For four consecutive legislative sessions since 2013, Pennsylvania lawmakers have introduced bills that would require sellers and landlords to disclose former meth labs. They also set guidelines for decontaminating properties.

All of those bills stalled in committee.

State Rep. Curt Sonney (R., Erie) introduced one of those bills in September 2016 after a constituent found out her rental home previously contained a meth lab and she could not get out of the lease. Without any state laws requiring the home to be remediated or standards governing what it means for a home to be safe, the renter had no way of knowing whether her landlord had sufficiently cleaned the property.

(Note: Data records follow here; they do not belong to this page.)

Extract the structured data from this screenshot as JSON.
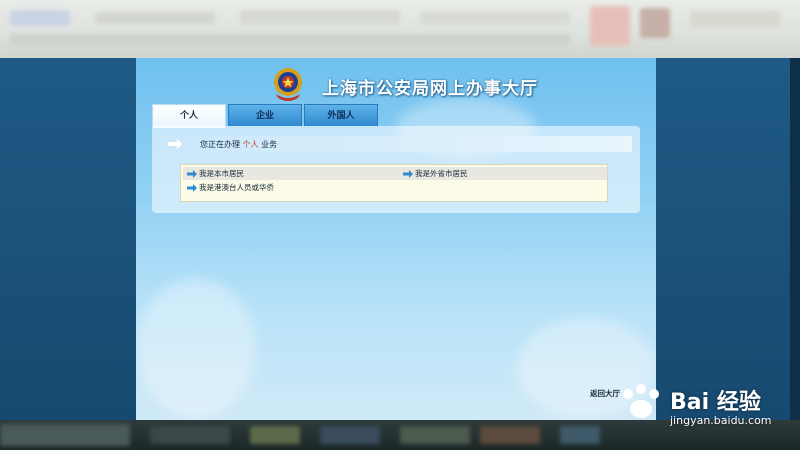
{
  "header": {
    "title": "上海市公安局网上办事大厅"
  },
  "tabs": [
    {
      "label": "个人",
      "active": true
    },
    {
      "label": "企业",
      "active": false
    },
    {
      "label": "外国人",
      "active": false
    }
  ],
  "panel": {
    "prefix": "您正在办理",
    "highlight": "个人",
    "suffix": "业务"
  },
  "options": [
    {
      "label": "我是本市居民"
    },
    {
      "label": "我是外省市居民"
    },
    {
      "label": "我是港澳台人员或华侨"
    }
  ],
  "return_label": "返回大厅",
  "watermark": {
    "brand": "Bai 经验",
    "url": "jingyan.baidu.com"
  },
  "colors": {
    "accent": "#2f89cf",
    "highlight": "#c0392b",
    "background": "#1c4f75"
  }
}
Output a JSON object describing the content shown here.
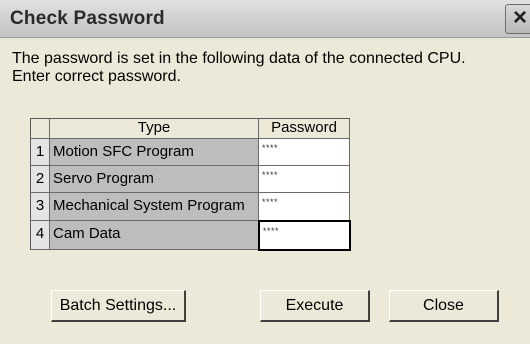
{
  "dialog": {
    "title": "Check Password",
    "message_line1": "The password is set in the following data of the connected CPU.",
    "message_line2": "Enter correct password."
  },
  "table": {
    "headers": {
      "type": "Type",
      "password": "Password"
    },
    "rows": [
      {
        "num": "1",
        "type": "Motion SFC Program",
        "password": "****"
      },
      {
        "num": "2",
        "type": "Servo Program",
        "password": "****"
      },
      {
        "num": "3",
        "type": "Mechanical System Program",
        "password": "****"
      },
      {
        "num": "4",
        "type": "Cam Data",
        "password": "****"
      }
    ]
  },
  "buttons": {
    "batch": "Batch Settings...",
    "execute": "Execute",
    "close": "Close",
    "title_close": "×"
  },
  "colors": {
    "dialog_background": "#ece9d8",
    "type_cell": "#bdbdbd",
    "password_cell": "#ffffff"
  },
  "icons": {
    "title_close": "close-icon"
  }
}
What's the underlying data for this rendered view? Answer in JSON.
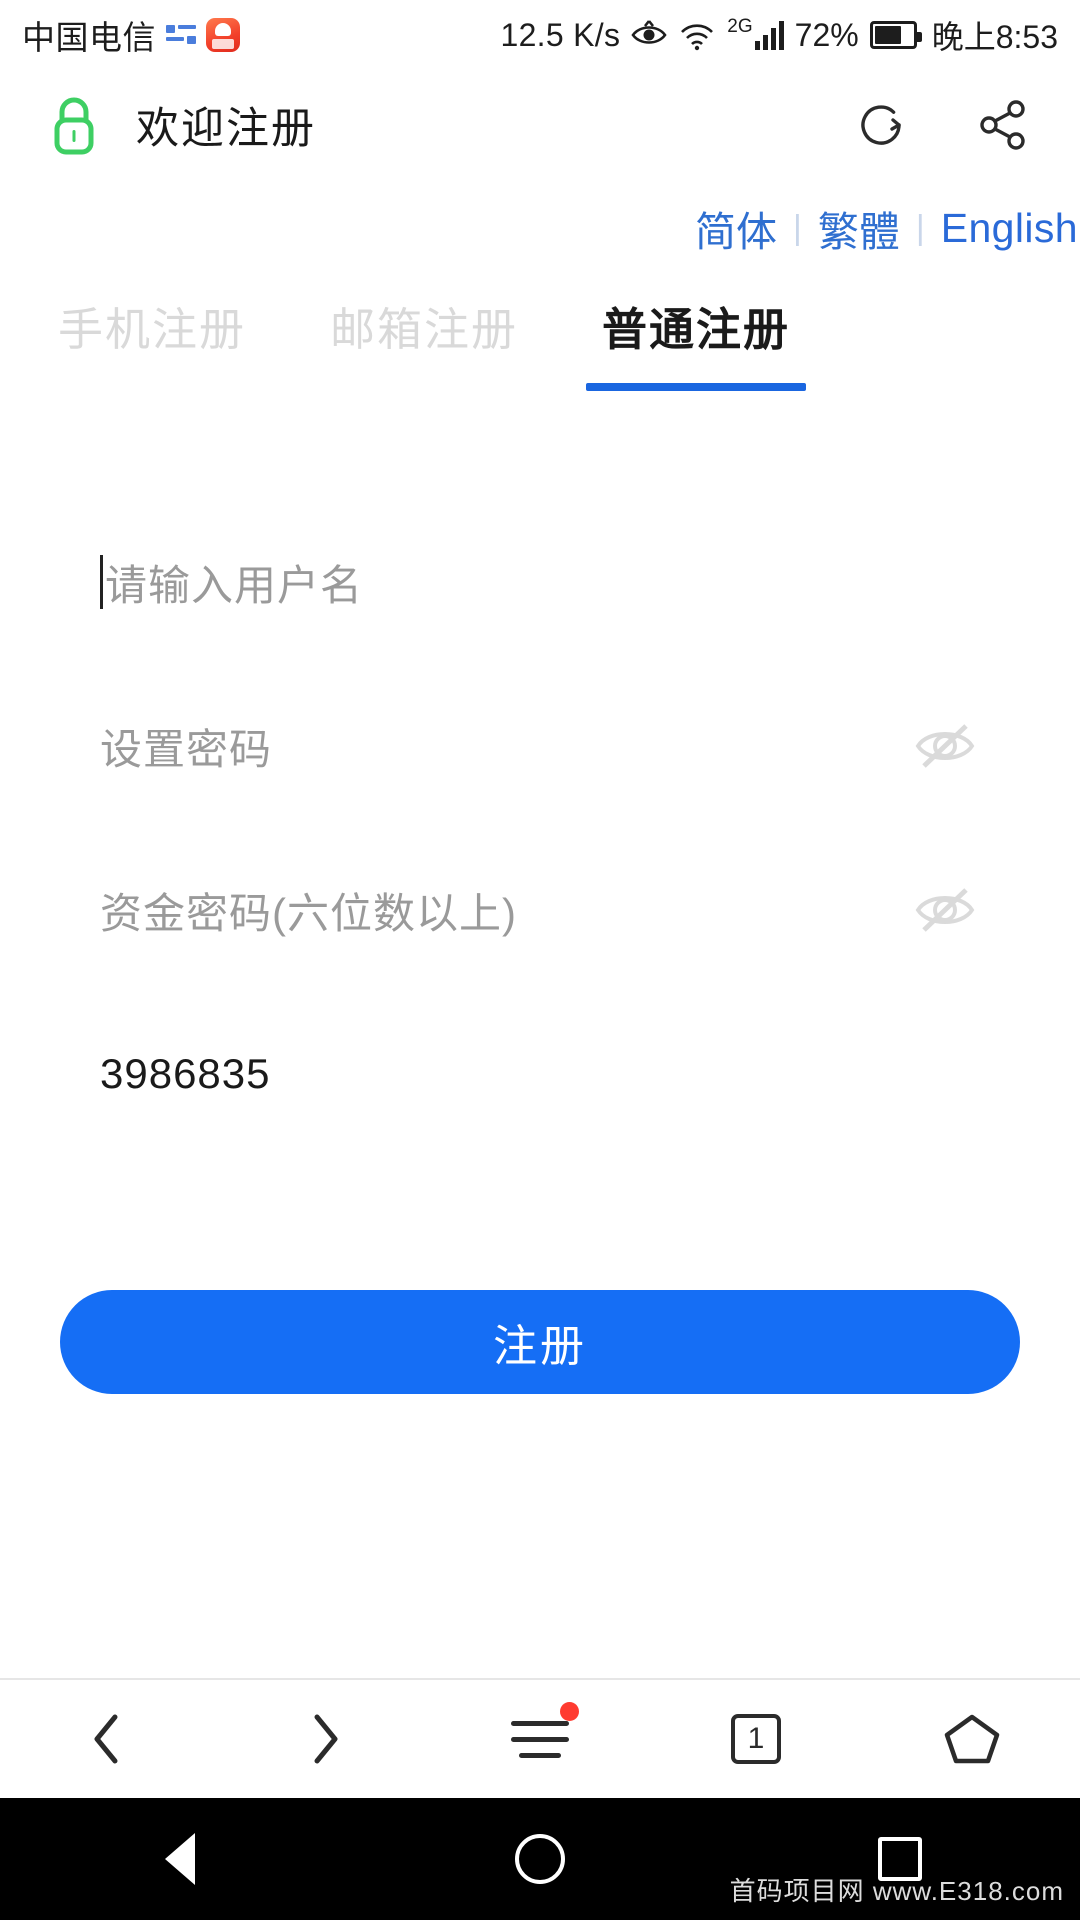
{
  "status_bar": {
    "carrier": "中国电信",
    "signal_dots_icon": "data-transfer-icon",
    "app_badge_icon": "app-notification-icon",
    "network_speed": "12.5 K/s",
    "eye_icon": "eye-care-icon",
    "wifi_icon": "wifi-icon",
    "network_type": "2G",
    "signal_icon": "signal-bars-icon",
    "battery_percent": "72%",
    "battery_icon": "battery-icon",
    "battery_level": 72,
    "time": "晚上8:53"
  },
  "app_bar": {
    "lock_icon": "lock-icon",
    "lock_color": "#3ecf63",
    "title": "欢迎注册",
    "refresh_icon": "refresh-icon",
    "share_icon": "share-icon"
  },
  "language": {
    "items": [
      {
        "label": "简体",
        "name": "lang-simplified"
      },
      {
        "label": "繁體",
        "name": "lang-traditional"
      },
      {
        "label": "English",
        "name": "lang-english"
      }
    ],
    "separator": "|",
    "link_color": "#2f6fd0"
  },
  "tabs": [
    {
      "label": "手机注册",
      "active": false
    },
    {
      "label": "邮箱注册",
      "active": false
    },
    {
      "label": "普通注册",
      "active": true
    }
  ],
  "tab_underline_color": "#1a66e0",
  "form": {
    "username": {
      "placeholder": "请输入用户名",
      "value": "",
      "focused": true
    },
    "password": {
      "placeholder": "设置密码",
      "value": "",
      "toggle_icon": "eye-off-icon"
    },
    "fund_password": {
      "placeholder": "资金密码(六位数以上)",
      "value": "",
      "toggle_icon": "eye-off-icon"
    },
    "invite_code": {
      "placeholder": "",
      "value": "3986835"
    }
  },
  "submit": {
    "label": "注册",
    "color": "#156ef5"
  },
  "browser_bar": {
    "back_icon": "chevron-left-icon",
    "forward_icon": "chevron-right-icon",
    "menu_icon": "hamburger-menu-icon",
    "menu_badge": true,
    "tab_count": "1",
    "home_icon": "home-pentagon-icon"
  },
  "android_nav": {
    "back_icon": "triangle-back-icon",
    "home_icon": "circle-home-icon",
    "recents_icon": "square-recents-icon"
  },
  "watermark": "首码项目网  www.E318.com"
}
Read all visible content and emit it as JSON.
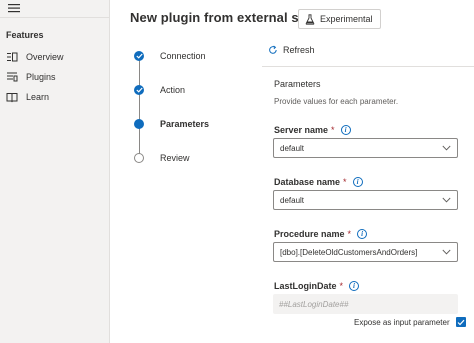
{
  "nav": {
    "section_label": "Features",
    "items": [
      {
        "label": "Overview",
        "icon": "overview-icon"
      },
      {
        "label": "Plugins",
        "icon": "plugins-icon"
      },
      {
        "label": "Learn",
        "icon": "book-icon"
      }
    ]
  },
  "header": {
    "title": "New plugin from external service",
    "badge_label": "Experimental"
  },
  "stepper": {
    "steps": [
      {
        "label": "Connection",
        "state": "done"
      },
      {
        "label": "Action",
        "state": "done"
      },
      {
        "label": "Parameters",
        "state": "active"
      },
      {
        "label": "Review",
        "state": "todo"
      }
    ]
  },
  "toolbar": {
    "refresh_label": "Refresh"
  },
  "parameters": {
    "title": "Parameters",
    "description": "Provide values for each parameter.",
    "server": {
      "label": "Server name",
      "required_mark": "*",
      "value": "default"
    },
    "database": {
      "label": "Database name",
      "required_mark": "*",
      "value": "default"
    },
    "procedure": {
      "label": "Procedure name",
      "required_mark": "*",
      "value": "[dbo].[DeleteOldCustomersAndOrders]"
    },
    "last_login": {
      "label": "LastLoginDate",
      "required_mark": "*",
      "placeholder": "##LastLoginDate##"
    },
    "expose_label": "Expose as input parameter",
    "expose_checked": true
  },
  "colors": {
    "accent": "#0f6cbd",
    "required": "#a4262c",
    "nav_background": "#f3f2f1"
  }
}
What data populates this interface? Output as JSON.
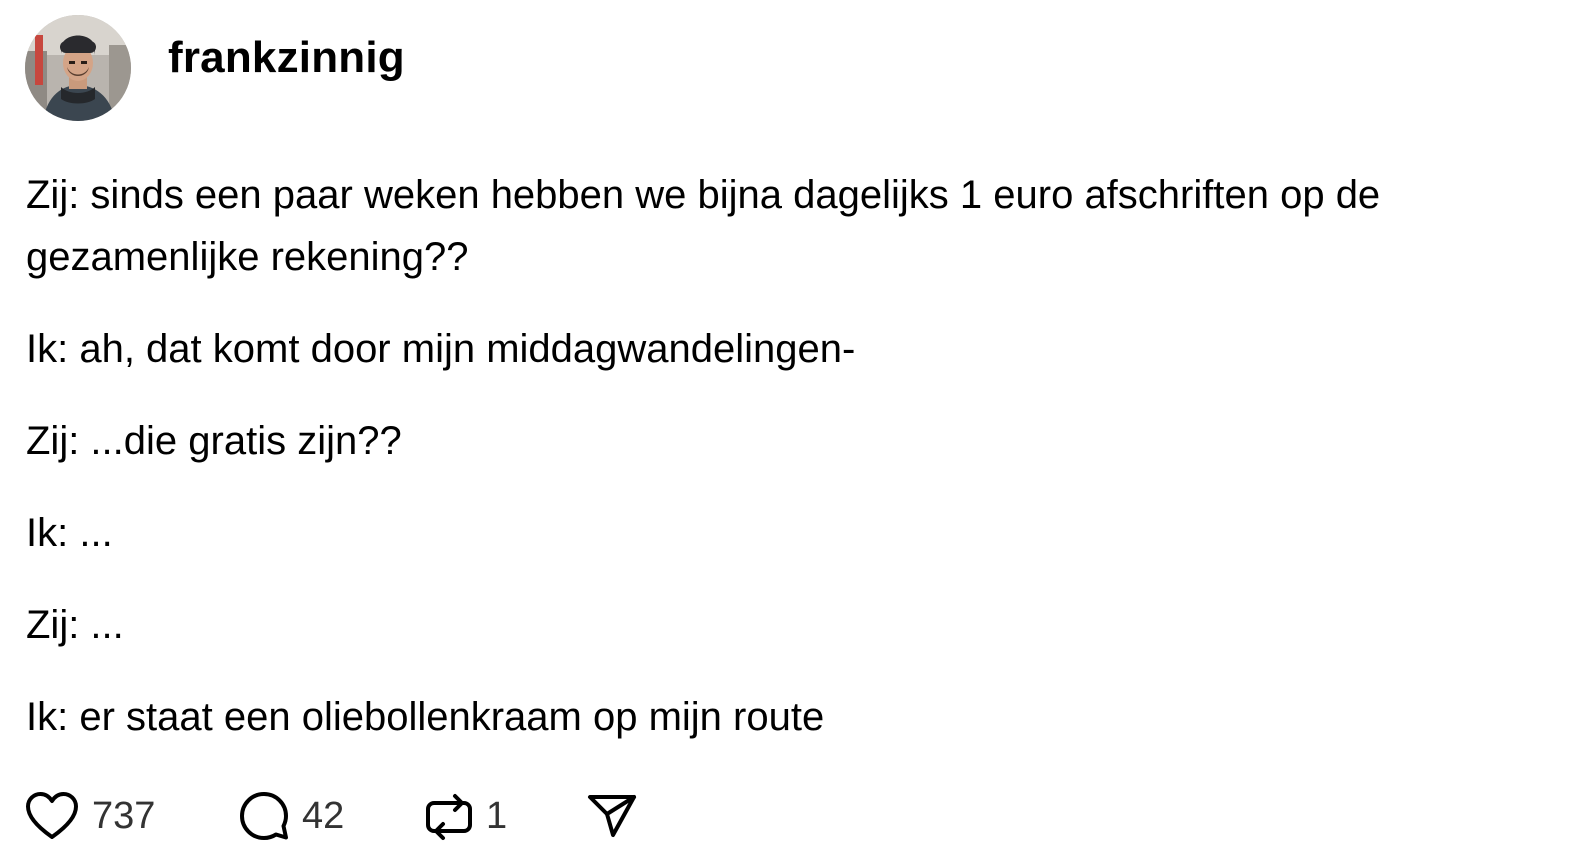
{
  "author": {
    "username": "frankzinnig",
    "avatar_icon": "avatar-photo"
  },
  "post": {
    "paragraphs": [
      [
        "Zij: sinds een paar weken hebben we bijna dagelijks 1 euro afschriften op de",
        "gezamenlijke rekening??"
      ],
      [
        "Ik: ah, dat komt door mijn middagwandelingen-"
      ],
      [
        "Zij: ...die gratis zijn??"
      ],
      [
        "Ik: ..."
      ],
      [
        "Zij: ..."
      ],
      [
        "Ik: er staat een oliebollenkraam op mijn route"
      ]
    ]
  },
  "actions": {
    "like": {
      "icon": "heart-icon",
      "count": "737"
    },
    "reply": {
      "icon": "comment-icon",
      "count": "42"
    },
    "repost": {
      "icon": "repost-icon",
      "count": "1"
    },
    "share": {
      "icon": "send-icon"
    }
  },
  "colors": {
    "text": "#000000",
    "count_text": "#333333",
    "icon_stroke": "#000000"
  }
}
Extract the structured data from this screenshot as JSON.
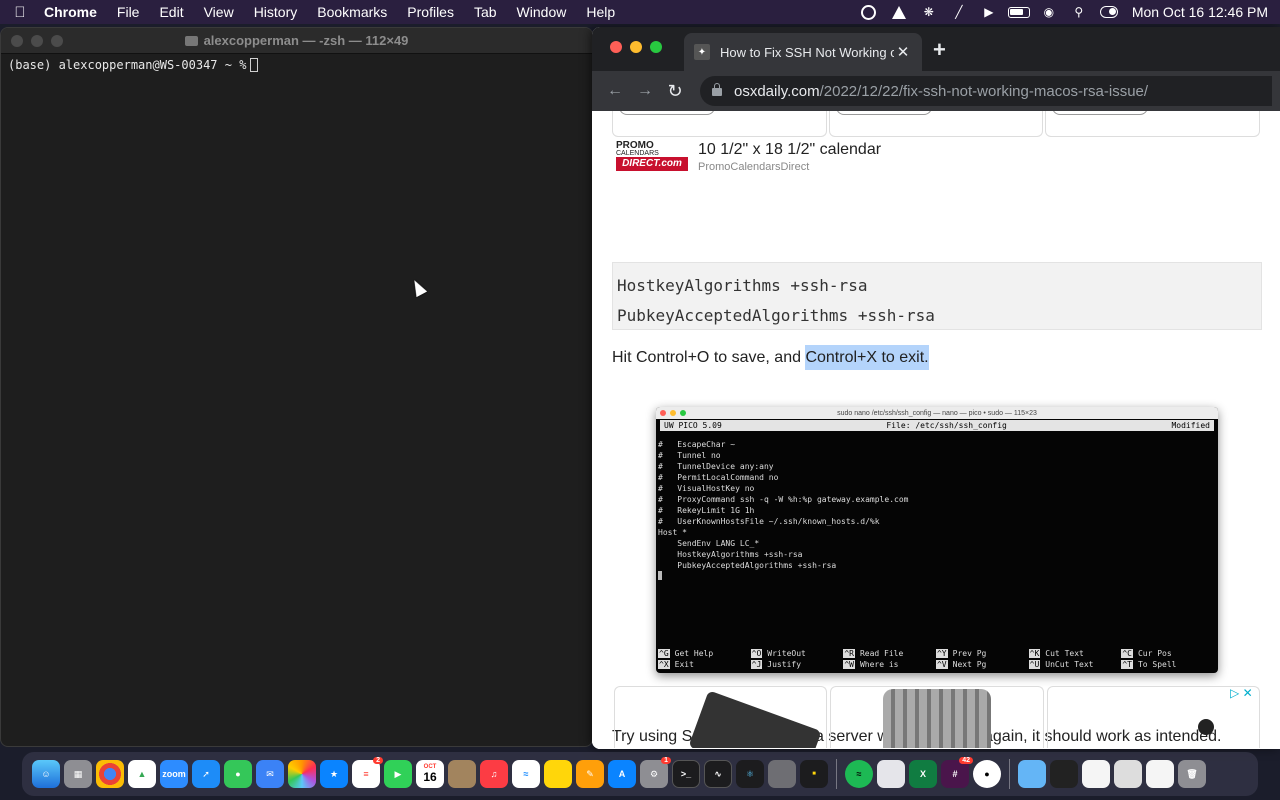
{
  "menubar": {
    "app_name": "Chrome",
    "menus": [
      "File",
      "Edit",
      "View",
      "History",
      "Bookmarks",
      "Profiles",
      "Tab",
      "Window",
      "Help"
    ],
    "clock": "Mon Oct 16  12:46 PM"
  },
  "terminal": {
    "title": "alexcopperman — -zsh — 112×49",
    "prompt": "(base) alexcopperman@WS-00347 ~ %"
  },
  "chrome": {
    "tab_title": "How to Fix SSH Not Working o",
    "url_host": "osxdaily.com",
    "url_path": "/2022/12/22/fix-ssh-not-working-macos-rsa-issue/"
  },
  "article": {
    "promo": {
      "logo_top": "PROMO",
      "logo_mid": "CALENDARS",
      "logo_bottom": "DIRECT.com",
      "title": "10 1/2\" x 18 1/2\" calendar",
      "advertiser": "PromoCalendarsDirect"
    },
    "code_lines": [
      "HostkeyAlgorithms +ssh-rsa",
      "PubkeyAcceptedAlgorithms +ssh-rsa"
    ],
    "para1_before": "Hit Control+O to save, and ",
    "para1_highlight": "Control+X to exit.",
    "para2": "Try using SSH to connect to a server with RSA keys again, it should work as intended."
  },
  "screenshot": {
    "window_title": "sudo nano /etc/ssh/ssh_config — nano — pico • sudo — 115×23",
    "header_left": "UW PICO 5.09",
    "header_center": "File: /etc/ssh/ssh_config",
    "header_right": "Modified",
    "lines": [
      "#   EscapeChar ~",
      "#   Tunnel no",
      "#   TunnelDevice any:any",
      "#   PermitLocalCommand no",
      "#   VisualHostKey no",
      "#   ProxyCommand ssh -q -W %h:%p gateway.example.com",
      "#   RekeyLimit 1G 1h",
      "#   UserKnownHostsFile ~/.ssh/known_hosts.d/%k",
      "Host *",
      "    SendEnv LANG LC_*",
      "    HostkeyAlgorithms +ssh-rsa",
      "    PubkeyAcceptedAlgorithms +ssh-rsa"
    ],
    "shortcuts": [
      {
        "key": "^G",
        "label": "Get Help"
      },
      {
        "key": "^O",
        "label": "WriteOut"
      },
      {
        "key": "^R",
        "label": "Read File"
      },
      {
        "key": "^Y",
        "label": "Prev Pg"
      },
      {
        "key": "^K",
        "label": "Cut Text"
      },
      {
        "key": "^C",
        "label": "Cur Pos"
      },
      {
        "key": "^X",
        "label": "Exit"
      },
      {
        "key": "^J",
        "label": "Justify"
      },
      {
        "key": "^W",
        "label": "Where is"
      },
      {
        "key": "^V",
        "label": "Next Pg"
      },
      {
        "key": "^U",
        "label": "UnCut Text"
      },
      {
        "key": "^T",
        "label": "To Spell"
      }
    ]
  },
  "dock": {
    "calendar_month": "OCT",
    "calendar_day": "16",
    "badges": {
      "reminders": "2",
      "settings": "1",
      "slack": "42"
    }
  },
  "colors": {
    "close": "#ff5f57",
    "minimize": "#febc2e",
    "zoom": "#28c840",
    "highlight": "#b4d4fb"
  }
}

“We can’t always expect people to do the right thing, and that’s why I crafted the legislation to give the renter the absolute out under those circumstances,” Sonney said.

State Police data show an 86% decrease in drug lab seizures from 2017 to 2021. During that same time period, the agency responded to 118 meth-related incidents in Erie County — the most of any county in the state, according to data obtained by Spotlight PA. There were 71 meth-related incidents during that same time period in neighboring Crawford County.

“I think it’s probably happening more than we think,” Sonney said, “and unfortunately the residents don’t even know it.”

Correction: The spelling of Joseph Mazzuca’s last name has been corrected in one instance.